Last week, Prossin and his team were among 220 people awarded the one-time Erebus Medal by the Royal Canadian Geographical Society.
"Imagine the holy grail of your career, in 25 years, you get to take part of it. I've got to say I was just kind of electrified when I got up on the stage to receive that medal."
Two ships, HMS Erebus and HMS Terror, were part of Sir John Franklin's doomed expedition in 1845 to find the Northwest Passage from the Atlantic Ocean to Asia.
The ships disappeared after they became locked in ice in 1846 and were missing for more than a century and a half until last year's discovery of HMS Erebus by a group of public-private searchers led by Parks Canada.

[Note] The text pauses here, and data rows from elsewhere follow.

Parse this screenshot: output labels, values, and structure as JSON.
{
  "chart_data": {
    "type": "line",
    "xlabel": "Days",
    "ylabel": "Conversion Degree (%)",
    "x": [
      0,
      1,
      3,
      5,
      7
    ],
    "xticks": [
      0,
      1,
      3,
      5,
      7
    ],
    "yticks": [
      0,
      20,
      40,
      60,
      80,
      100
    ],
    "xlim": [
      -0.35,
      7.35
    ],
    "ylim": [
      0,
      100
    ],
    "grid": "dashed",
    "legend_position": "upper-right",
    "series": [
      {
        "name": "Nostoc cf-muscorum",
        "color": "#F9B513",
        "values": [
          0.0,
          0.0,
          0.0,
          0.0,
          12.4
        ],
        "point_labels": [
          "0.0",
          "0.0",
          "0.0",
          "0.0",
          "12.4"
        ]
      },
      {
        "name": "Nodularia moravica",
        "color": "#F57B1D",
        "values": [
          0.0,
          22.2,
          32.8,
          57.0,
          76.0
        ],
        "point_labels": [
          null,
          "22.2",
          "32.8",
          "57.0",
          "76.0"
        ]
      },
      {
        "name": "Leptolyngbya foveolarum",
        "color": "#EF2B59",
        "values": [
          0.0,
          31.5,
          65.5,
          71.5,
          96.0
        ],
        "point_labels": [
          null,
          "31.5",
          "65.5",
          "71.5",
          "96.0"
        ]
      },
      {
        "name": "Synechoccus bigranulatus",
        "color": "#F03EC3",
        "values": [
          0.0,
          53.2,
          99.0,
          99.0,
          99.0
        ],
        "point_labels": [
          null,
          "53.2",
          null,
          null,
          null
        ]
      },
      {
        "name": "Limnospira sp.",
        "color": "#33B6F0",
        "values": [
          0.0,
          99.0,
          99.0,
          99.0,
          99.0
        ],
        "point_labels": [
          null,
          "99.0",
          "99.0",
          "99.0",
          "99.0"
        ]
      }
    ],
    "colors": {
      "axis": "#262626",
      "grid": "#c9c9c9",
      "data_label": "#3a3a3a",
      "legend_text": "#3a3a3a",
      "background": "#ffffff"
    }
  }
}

Prossin and his team played an important supporting role in the expedition, crewing their ship One Ocean Voyager to pull containers full of survey equipment to the Arctic Ocean.
He vividly remembers the moment the ship was discovered.
"It was an electrifying moment, " said Prossin.
"We were near packing up and ready to return and finishing up our work — we were surveying in what was called the northern search area about 20 miles away.
"The electricity travelled about 20 miles all the way across the ice-covered water to our ship."
Prossin has a long history leading tours to the Arctic and Antartic, but said it was the highlight of his career to be part of the search team.
"I like to say we got the assist on the Stanley Cup winning goal," he said.